Film on ne peut plus bavard sur le deuil et ses soi-disants non-dits, Drive my car avait raflé tous les prix que comptent les cérémonies pour cinéma d’auteur mondialisé, à commencer par l’Oscar du meilleur film étranger. Le nouvel opus de Ryûsuke Hamaguchi a au moins un mérite : il dure une heure de moins (2h au lieu de 3), pour trois histoires courtes autour de trois femmes « étranges » en pleine blessure d’amour : la première qui découvre la « magie « de la relation naissante de sa copine avec son ex ; la deuxième qui pratique l’érotisme littéraire à distance, « la porte ouverte« , avec une prédilection pour la masturbation ; la troisième qui retrouve « encore une fois » sur un escalator la seule femme qu’elle ait vraiment aimée, en découvrant les « prénoms non genrés » (sic) de ses enfants…

La porte ouverte, deuxième segment des Contes du hasard.

Je suis venue te dire que je m’en vais

Comme dans Drive my car qui débutait par une relation trouble et sensuelle avant de sombrer dans les situations les plus convenues, c’est la première histoire qui est ici la plus intéressante : passé un dialogue interminable en voiture qui devient décidément la marque de fabrique de Hamaguchi, les retrouvailles jalouses d’une jeune mannequin avec son ex (Ayumu Nakajima, l’acteur le plus intéressant du film), apporte au moins un peu de piment et de relief vénéneux à un film qui va passer son temps à faire se croiser artificiellement des personnages qui, eux, passent leur temps à fuir toute relation.

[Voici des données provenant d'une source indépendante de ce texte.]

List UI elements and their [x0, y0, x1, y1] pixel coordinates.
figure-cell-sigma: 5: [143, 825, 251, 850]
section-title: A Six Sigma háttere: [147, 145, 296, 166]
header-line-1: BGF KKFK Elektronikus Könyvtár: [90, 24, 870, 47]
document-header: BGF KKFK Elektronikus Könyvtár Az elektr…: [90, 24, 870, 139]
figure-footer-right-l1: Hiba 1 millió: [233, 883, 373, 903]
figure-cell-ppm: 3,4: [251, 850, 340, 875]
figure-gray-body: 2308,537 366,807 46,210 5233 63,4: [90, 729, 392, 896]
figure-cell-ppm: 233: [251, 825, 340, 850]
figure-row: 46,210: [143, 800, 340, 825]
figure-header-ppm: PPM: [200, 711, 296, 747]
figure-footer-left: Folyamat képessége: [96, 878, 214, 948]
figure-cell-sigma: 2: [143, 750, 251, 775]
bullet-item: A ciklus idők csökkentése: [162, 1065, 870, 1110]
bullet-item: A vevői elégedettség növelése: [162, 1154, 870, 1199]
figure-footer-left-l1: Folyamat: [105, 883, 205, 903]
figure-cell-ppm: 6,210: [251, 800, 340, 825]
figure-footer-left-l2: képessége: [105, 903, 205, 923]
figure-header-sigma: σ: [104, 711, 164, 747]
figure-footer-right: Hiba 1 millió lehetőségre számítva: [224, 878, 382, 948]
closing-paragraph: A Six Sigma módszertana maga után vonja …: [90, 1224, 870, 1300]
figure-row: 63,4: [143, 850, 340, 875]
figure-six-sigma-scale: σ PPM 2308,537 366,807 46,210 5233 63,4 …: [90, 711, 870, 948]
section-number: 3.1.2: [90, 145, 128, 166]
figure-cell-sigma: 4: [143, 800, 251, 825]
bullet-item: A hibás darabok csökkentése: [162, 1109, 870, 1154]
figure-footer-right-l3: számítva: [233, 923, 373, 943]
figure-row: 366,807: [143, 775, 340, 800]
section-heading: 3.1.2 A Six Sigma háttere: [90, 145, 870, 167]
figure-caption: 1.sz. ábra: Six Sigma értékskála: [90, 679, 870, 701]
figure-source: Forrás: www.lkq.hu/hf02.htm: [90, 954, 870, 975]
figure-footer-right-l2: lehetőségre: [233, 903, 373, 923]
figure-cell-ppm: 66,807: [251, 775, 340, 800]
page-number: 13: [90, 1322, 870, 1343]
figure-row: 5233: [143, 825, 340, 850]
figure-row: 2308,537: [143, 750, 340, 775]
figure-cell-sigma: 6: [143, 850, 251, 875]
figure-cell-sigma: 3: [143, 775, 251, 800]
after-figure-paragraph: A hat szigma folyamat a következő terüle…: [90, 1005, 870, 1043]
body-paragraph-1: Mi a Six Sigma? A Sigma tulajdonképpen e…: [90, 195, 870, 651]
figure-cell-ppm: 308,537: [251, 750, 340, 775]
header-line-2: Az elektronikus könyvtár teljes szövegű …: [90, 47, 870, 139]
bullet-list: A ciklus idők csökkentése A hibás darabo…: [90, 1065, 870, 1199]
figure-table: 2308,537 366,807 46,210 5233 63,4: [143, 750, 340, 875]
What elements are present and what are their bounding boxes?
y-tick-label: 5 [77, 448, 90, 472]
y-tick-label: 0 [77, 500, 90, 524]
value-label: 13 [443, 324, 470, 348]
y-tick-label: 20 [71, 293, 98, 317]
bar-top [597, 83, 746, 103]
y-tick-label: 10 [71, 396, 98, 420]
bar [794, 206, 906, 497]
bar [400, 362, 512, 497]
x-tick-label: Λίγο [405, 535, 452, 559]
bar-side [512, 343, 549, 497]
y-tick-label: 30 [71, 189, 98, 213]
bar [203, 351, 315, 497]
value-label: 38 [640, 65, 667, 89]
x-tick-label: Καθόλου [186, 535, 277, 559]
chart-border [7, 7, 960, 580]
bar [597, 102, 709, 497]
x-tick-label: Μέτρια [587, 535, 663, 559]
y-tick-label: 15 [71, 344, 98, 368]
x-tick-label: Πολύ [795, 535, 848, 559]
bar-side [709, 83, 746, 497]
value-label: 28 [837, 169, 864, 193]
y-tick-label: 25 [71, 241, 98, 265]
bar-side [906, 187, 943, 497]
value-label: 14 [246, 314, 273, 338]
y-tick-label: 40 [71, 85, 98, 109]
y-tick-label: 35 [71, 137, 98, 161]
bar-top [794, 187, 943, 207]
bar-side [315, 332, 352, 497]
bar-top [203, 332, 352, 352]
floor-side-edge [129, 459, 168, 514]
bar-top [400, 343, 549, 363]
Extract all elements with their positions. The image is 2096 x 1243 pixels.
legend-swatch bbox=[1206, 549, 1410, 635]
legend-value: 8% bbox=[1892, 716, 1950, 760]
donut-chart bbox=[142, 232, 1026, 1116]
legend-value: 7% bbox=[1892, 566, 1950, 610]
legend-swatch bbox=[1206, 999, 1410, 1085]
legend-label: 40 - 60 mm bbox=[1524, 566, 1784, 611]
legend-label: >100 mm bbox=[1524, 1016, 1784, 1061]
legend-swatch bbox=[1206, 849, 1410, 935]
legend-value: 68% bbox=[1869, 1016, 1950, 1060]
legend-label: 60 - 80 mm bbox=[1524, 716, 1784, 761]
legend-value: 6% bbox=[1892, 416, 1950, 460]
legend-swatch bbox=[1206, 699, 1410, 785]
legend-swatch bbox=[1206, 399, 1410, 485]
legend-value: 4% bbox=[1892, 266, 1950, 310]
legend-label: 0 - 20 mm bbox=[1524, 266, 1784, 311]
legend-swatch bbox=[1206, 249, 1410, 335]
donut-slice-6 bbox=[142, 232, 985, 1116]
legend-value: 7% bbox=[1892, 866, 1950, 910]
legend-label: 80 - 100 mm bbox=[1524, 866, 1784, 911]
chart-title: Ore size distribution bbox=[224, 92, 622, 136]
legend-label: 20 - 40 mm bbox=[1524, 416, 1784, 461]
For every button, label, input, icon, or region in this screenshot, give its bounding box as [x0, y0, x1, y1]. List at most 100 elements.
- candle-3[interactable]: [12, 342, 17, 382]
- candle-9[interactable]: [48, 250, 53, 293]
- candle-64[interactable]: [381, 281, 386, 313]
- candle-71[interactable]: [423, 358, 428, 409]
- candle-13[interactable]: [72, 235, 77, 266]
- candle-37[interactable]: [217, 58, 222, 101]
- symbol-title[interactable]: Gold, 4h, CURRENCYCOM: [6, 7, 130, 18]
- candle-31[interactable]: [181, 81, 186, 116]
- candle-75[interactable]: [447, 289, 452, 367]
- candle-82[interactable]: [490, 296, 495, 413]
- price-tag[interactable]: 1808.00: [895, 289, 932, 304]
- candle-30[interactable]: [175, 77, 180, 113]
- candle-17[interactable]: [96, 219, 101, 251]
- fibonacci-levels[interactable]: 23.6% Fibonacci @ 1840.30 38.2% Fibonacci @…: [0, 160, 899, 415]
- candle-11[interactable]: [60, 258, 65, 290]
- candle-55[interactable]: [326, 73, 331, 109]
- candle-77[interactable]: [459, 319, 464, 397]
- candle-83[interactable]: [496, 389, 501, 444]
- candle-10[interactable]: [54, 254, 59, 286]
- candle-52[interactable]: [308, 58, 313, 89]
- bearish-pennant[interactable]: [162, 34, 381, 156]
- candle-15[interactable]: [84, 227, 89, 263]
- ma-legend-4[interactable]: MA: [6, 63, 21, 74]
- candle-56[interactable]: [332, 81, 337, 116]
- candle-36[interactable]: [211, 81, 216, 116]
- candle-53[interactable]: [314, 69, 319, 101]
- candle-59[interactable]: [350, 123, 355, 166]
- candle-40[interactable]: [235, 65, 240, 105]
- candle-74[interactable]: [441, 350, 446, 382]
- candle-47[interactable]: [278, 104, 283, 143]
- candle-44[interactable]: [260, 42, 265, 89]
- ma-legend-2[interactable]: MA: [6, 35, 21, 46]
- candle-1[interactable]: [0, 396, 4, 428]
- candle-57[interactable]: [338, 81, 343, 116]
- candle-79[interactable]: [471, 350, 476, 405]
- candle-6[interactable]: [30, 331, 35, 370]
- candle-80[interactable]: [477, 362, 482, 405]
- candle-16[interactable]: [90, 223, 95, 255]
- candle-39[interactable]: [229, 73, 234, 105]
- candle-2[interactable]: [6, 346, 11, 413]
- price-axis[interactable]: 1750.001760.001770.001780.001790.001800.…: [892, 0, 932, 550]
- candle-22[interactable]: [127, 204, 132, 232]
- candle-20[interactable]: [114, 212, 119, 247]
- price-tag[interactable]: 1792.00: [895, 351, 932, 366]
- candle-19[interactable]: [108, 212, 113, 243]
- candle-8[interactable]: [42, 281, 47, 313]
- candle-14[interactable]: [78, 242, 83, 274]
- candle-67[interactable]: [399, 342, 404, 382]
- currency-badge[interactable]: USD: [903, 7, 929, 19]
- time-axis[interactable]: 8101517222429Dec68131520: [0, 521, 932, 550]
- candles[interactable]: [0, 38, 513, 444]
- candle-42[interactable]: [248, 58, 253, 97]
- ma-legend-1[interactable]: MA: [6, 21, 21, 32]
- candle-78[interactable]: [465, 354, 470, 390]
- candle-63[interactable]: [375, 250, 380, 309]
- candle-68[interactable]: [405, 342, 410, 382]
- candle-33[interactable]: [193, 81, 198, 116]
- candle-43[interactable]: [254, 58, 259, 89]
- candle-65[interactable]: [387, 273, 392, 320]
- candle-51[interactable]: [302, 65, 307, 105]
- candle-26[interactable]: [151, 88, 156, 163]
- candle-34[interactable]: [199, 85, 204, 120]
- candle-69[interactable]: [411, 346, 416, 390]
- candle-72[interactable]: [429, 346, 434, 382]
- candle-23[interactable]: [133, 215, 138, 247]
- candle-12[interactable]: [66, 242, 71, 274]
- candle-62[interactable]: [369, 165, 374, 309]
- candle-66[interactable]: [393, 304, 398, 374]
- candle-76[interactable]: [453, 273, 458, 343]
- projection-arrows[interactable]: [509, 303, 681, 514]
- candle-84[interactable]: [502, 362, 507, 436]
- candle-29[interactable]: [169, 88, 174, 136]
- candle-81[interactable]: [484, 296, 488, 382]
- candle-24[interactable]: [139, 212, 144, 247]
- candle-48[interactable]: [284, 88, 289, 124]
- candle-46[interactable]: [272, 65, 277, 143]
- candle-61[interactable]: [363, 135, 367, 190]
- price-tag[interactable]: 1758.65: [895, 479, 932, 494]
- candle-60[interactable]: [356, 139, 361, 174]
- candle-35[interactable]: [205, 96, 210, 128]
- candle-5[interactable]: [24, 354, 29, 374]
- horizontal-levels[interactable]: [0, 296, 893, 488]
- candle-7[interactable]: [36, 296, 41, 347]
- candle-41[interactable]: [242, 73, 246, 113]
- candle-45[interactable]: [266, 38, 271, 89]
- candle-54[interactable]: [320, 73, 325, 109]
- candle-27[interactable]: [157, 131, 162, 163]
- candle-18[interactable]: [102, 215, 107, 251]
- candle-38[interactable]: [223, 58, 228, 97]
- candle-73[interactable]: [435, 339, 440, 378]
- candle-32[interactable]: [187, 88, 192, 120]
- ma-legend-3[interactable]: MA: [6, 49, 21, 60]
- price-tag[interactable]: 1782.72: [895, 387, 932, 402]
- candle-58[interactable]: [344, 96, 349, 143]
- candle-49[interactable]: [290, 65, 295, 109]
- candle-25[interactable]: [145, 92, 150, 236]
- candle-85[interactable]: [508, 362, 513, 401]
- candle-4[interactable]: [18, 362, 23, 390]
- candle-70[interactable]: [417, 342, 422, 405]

Kotone Furukawa et Ayumu Nakajima dans Magique ?, le premier segment des Contes du hasard.

Le cinéaste le plus surestimé du moment ?

Cette suite de plans moyens banals et franchement pas inspirés a plus à voir avec un téléfilm de luxe qu’avec Eric Rohmer dont Hamaguchi se réclame paresseusement. Rappelons que Rohmer confrontait l’idéal classique et une forme littéraire du langage à la contemporanéité du cinéma, avec un soin maniaque pour les paysages, la topographie et la véracité de l’époque ; en usant du hors-champ et de l’invisible (L’Amour l’après-midi n’aura pas lieu, et La Femme de l’aviateur n’existe pas).

Rien de tout cela ici. Qu’un bavardage de fuite indécis. Le hasard est même surligné, par exemple, en faisant repasser trois fois sur l’escalator ses deux protagonistes (sic), pour asséner des banalités que seule une psychothérapie pourrait éventuellement rendre utiles. C’est d’ailleurs ce que conseille incidemment un des personnages féminins du film. On ne saurait mieux dire.

Contes du hasard et autres fantaisies de Ryûsuke Hamaguchi (Guzen to sozo, Jap, 2h01) avec Kotone Furukawa, Ayumu Nakajima, Hyunri, Katsuki Mori, Fusako Urabe, Aoba Kawai… Sortie le 6 avril.